BREYER: Nations all over the world have followed our lead or the lead of other places, adopted constitutions that basically assure democracy, that are protective of human rights, and that try to do so in part by relying upon independent judiciaries. Well, if that is the world, we can learning something perhaps by looking at how they, in a few cases anyway, that raise comparable problems, interpret comparable documents, comparable provisions, protective let's say of human liberty. I'm not saying we follow them. We might learn what not to do. But let's read them. After all, they're written by judges.
RUSH: So what! That's the point. So they're written by judges and that makes them infallible? Look, you can read all you want, Justice Breyer. You can read and inform yourself all you want about what other nations are doing, but unless it's in our Constitution it is irrelevant when you are deciding constitutional law that comes before you in the form of cases at the Supreme Court. It's just that simple, but if you're going to have a personal view -- like Justice Breyer obviously does, a personal view -- that what they're doing around the world is something that we can learn from, that may be, independently speaking, but if it's not in our Constitution, it ought not be in anybody's reasoning or anybody's decision-making when it comes to deciding law in cases that come before the Supreme Court. What Justice Breyer is essentially saying here is that there are certain things going on in this country that he disagrees with, and he may find a better way of handling them in foreign countries, and since he's a judge, and since other judges where writing these things in other countries, why, it would be silly not to incorporate them! That is 180 degrees out of phase, and it is precisely why I have this profound concern of the direction the court's heading, and there are people, ladies and gentlemen, who have written and who are on benches, on courts deciding cases now who have undergone the scrutiny and the attempts to have their minds changed (a-hem) by public pressure, political pressure, and they have stood fast, they have remained solid in their beliefs on the Constitution.

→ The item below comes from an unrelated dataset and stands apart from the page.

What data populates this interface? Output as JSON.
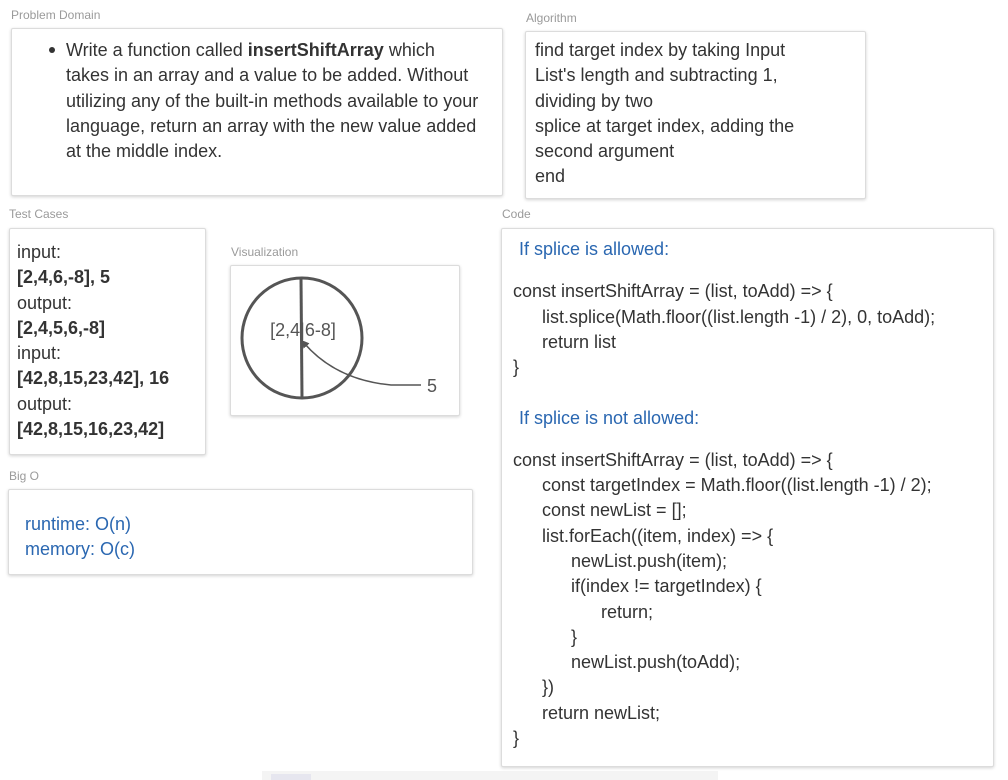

So those people can be identified, and there's no guesswork about it -- and I guarantee you, if you find this kind of judge, you're going to get the right thing on Roe vs. Wade, but you're also going to get the right thing on all kinds of other cases that come before it, too. This business... Do you know that foreign law was used to overturn 19 state laws on sodomy? It was foreign law. Justice Kennedy cited it. Well, what good is any law in any state if nine lawyers at the Supreme Court can find what they're doing elsewhere around the world and say, "You states are so far behind the curve. You don't know what you're doing. They're way ahead of us, say, in Belgium. So we're going to going to incorporate Belgium into our decision on this case." Sorry. If it's not in the Constitution, you can't do that, and this started with Roe vs. Wade -- and this is the big argument that people have. Once you start finding things that aren't there, and pretending that they are, or inserting them yourself as a judge, the Constitution becomes meaningless, folks.
All this rigmarole and hoity-toity talk about human rights and civil rights and democracy? All of it would be meaningless. The only way it would have meaning is if a majority of judges agreed on some civil right or human right or what have you, or if they want to create a new one that's not in the Constitution. That's not how these things happen. The laws are not written by judges. They're not supposed to be. The laws are written by elected representatives in Congress and the state legislatures. If they want to go scrutinize foreign law, if they want to make a bill out of it and they can convince enough members of Congress as elected officials that we send there to do so, and then get the president to sign it, well, then fine. But this is not how this is supposed to happen, and Breyer knows, I think, he's under the gun. He won't stop talking this. He's got a book out about it, now. This is an argument going on within the court itself. You've got Scalia and Thomas, and you had Rehnquist, who are dead-set against all of this. We don't know where Harriet Miers comes down on this. We might find out in the hearings, but we don't know now. But there are plenty of other people out there whose opinion on this we do know.